Over on Heroin in Tahiti’s side is a five-parter called ‘Black Vacation’ which seems to be a bit of a concept piece - it opens on ‘Departing’ with samples of airport announcements and glacial synth drones, then on ‘Welcome To Paradise Island’ there’s birdsong and then a tropical melody on a distant, wibbly Morricone-esque surfy guitar comes in accompanied by hypnotic layered rhythms.

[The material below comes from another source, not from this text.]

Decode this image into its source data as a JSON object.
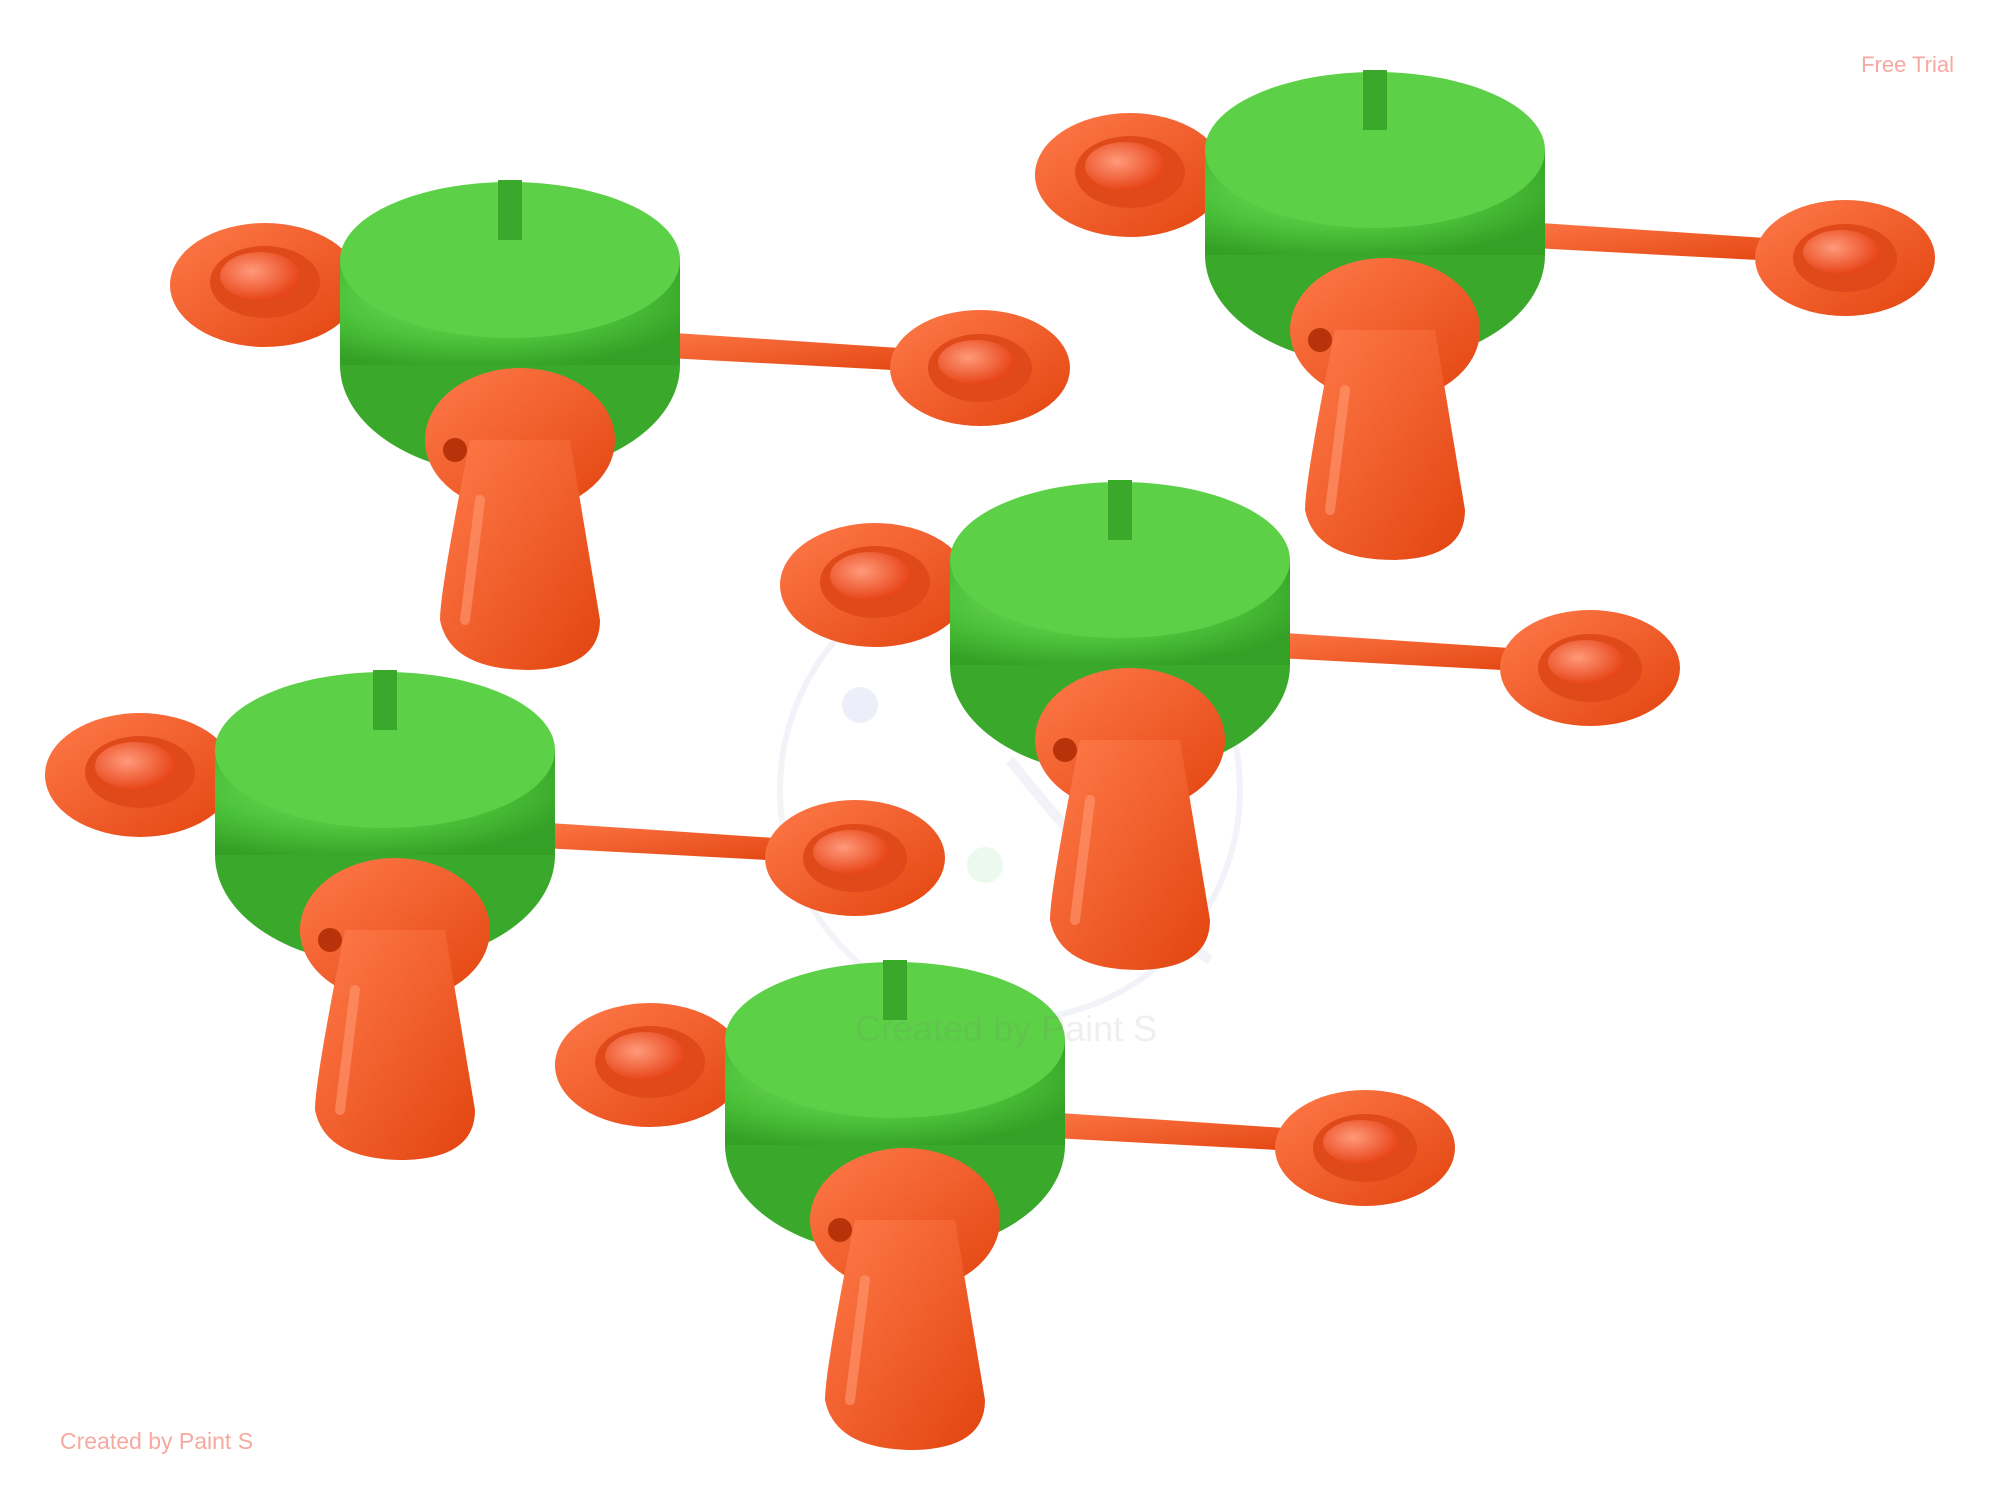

This reverie is disturbed by ‘At The Edge of the Jungle’ with a shuffling tribal funk groove dark blasts of reverbed bassy synth (or is it a tuba?), then some jazzy brass and woodwind tones come in while all the while birds and crickets chirrup away...there’s so much going on that it’s quite dizzying at times and it really does give the feeling, as much as a record can, of going on a mysterious tropical adventure.
‘Whispers from the Quicksand’ has lots of hissing static and descending synth drones, decaying into a mush of music box chimes and distant rumbles before closer ‘Blood Before Dawn’ brings back that surf guitar alongside a spooky mechanical beat and more distant synth swirling, kind of like Plantagenet 3 but with strange Sun Araw-ish dubby touches...towards the end it’s kind of like Ela Orleans only with horror movie screams and scythingly loud Link Wray guitar swoops. Mindblowing stuff on both sides, then. Very highly recommended!
9/10 according to Roni (customer) on 28th July 2013
Truly, truly a superb album. I won't be able to do it justice through mere words alone but your reviewer has it pretty much spot on.
It's like some kind of tropical musical adventure. Jam packed with all of the influences you treasure, the sounds your soul craves and lashings of lovely, lovely drugs.
Put it this way. If you've ever looked out at an ocean (a proper ocean, not a mere sea) and wondered what would happen if you were to just walk out into it and keep on walking then this album is basically the aural equivalent of that. I imagine.
Anti-holiday music. Or, perfect summer music for those who prefer their summers not to be soundtracked by the likes of those Jamie Oliver twats down the road from me playing Daft Punk and Franz Ferdinand all day long. You can shove your Sainsburys-inspired barbecues up your arseholes...I have Heroin In Tahiti!